En el momento en que yo lo viví, mi duelo perinatal fue muy solitario. A pesar de que el médico fue bien apañador, no estaba muy desarrollado el acompañamiento para el duelo perinatal, no había nada. Ahora al menos puedes optar por un saquito del recuerdo o una cajita de memoria, antes no tenías nada. Con mi marido acompañamos a otras parejas que están viviendo duelos similares.
Cuando cuento mi experiencia, la gente que me escucha dice ‘ah pero tu hijo no nació, se murió en el vientre”, como si ese dolor no tuviese importancia’. Y la tiene, es un hijo igual. Yo lo sentí durante ocho meses de embarazo, y solo yo sé lo que fueron esos meses de agonía.
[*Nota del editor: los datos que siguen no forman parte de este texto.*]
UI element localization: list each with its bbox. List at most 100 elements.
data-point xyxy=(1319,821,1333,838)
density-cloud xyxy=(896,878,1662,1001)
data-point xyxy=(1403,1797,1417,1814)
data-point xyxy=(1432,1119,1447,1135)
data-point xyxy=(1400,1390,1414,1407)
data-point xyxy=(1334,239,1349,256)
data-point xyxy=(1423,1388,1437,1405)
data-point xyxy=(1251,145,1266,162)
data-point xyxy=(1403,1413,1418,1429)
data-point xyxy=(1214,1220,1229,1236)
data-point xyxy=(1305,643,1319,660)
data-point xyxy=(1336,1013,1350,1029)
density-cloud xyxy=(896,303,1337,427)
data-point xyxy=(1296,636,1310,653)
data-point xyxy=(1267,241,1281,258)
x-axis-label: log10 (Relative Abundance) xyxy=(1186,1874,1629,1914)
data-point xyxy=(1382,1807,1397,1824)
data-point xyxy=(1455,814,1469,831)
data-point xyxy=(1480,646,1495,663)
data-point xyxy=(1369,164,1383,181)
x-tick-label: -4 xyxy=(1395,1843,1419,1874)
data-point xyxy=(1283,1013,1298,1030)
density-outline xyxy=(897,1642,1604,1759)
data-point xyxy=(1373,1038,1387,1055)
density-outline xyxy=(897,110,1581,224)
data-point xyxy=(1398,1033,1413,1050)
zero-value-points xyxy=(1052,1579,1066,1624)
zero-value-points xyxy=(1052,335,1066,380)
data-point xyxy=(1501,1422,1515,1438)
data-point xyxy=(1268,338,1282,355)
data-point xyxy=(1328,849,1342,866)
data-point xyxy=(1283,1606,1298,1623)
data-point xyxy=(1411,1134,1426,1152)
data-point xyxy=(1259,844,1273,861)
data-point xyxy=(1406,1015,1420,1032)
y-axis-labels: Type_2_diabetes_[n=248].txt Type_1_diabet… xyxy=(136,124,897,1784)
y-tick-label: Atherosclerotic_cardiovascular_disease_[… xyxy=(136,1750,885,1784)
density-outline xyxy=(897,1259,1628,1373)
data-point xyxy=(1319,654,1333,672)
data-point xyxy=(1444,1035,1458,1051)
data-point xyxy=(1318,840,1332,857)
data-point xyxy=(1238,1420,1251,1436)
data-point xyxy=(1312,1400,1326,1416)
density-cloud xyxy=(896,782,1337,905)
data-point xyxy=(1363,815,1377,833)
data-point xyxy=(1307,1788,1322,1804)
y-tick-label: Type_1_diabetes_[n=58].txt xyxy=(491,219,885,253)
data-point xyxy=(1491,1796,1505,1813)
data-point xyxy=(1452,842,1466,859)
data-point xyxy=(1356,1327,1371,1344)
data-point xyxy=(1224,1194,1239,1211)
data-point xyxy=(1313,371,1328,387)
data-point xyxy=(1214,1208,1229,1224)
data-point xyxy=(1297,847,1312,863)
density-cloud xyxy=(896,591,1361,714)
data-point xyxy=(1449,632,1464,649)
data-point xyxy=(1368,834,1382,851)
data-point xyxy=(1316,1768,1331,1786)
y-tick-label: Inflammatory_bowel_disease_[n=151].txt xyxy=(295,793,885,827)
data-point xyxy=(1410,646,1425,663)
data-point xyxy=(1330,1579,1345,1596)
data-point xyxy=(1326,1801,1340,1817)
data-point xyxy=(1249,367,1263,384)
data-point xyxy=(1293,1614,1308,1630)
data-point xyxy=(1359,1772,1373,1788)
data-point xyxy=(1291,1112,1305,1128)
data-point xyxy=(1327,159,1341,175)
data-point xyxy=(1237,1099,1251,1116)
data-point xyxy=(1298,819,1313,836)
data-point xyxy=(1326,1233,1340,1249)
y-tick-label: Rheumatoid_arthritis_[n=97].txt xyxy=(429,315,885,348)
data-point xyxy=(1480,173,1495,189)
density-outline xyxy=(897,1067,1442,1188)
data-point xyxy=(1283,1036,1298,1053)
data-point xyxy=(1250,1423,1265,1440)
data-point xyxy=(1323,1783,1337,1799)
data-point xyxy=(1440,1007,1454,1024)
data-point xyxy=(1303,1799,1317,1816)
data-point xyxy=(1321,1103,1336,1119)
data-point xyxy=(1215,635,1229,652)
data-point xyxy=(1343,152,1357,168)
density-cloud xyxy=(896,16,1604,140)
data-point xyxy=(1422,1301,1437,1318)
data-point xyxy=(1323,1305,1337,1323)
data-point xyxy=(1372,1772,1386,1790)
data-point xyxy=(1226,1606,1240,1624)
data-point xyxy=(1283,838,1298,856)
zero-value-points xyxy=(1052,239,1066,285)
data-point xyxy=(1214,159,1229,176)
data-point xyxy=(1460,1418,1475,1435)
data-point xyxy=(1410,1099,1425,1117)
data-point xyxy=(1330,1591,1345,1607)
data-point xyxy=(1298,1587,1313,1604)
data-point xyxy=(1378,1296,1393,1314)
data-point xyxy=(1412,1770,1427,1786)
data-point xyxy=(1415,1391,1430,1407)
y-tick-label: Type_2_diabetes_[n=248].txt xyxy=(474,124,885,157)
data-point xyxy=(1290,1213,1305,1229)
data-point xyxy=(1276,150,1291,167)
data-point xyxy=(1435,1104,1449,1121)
Cuando uno tiene la posibilidad de ver y tocar al bebé, te das cuenta que no era solo una semillita, un feto. Te das cuenta que existió, y ese dolor es tan válido como el del que haya nacido y se haya muerto a las pocas horas, días, meses. Cada dolor es único.
En general en nuestra sociedad la muerte es un tema incómodo de ver y afrontar, pero la muerte perinatal es una realidad a la que nadie quiere mirar de frente y que es muy difícil acompañar. Por eso me parece que es vital que se visibilice, para que se puedan emprender acciones encaminadas a dar soporte emocional, legal y sanitario a estas familias, y que se vaya eliminando el tabú que la rodea. Como no nos cansaremos de repetir: hay tantos duelos como personas y no hay una única o adecuada manera de hacerlo.
Para mí, los 28 de mayo siempre serán un día especial, una fecha que quedó patente para toda la vida. Porque uno sigue viviendo para siempre con ese dolor, es algo que no te deja, pero tampoco te limita para siempre. Yo sabía que tenía que salir adelante y lograr ser mamá”.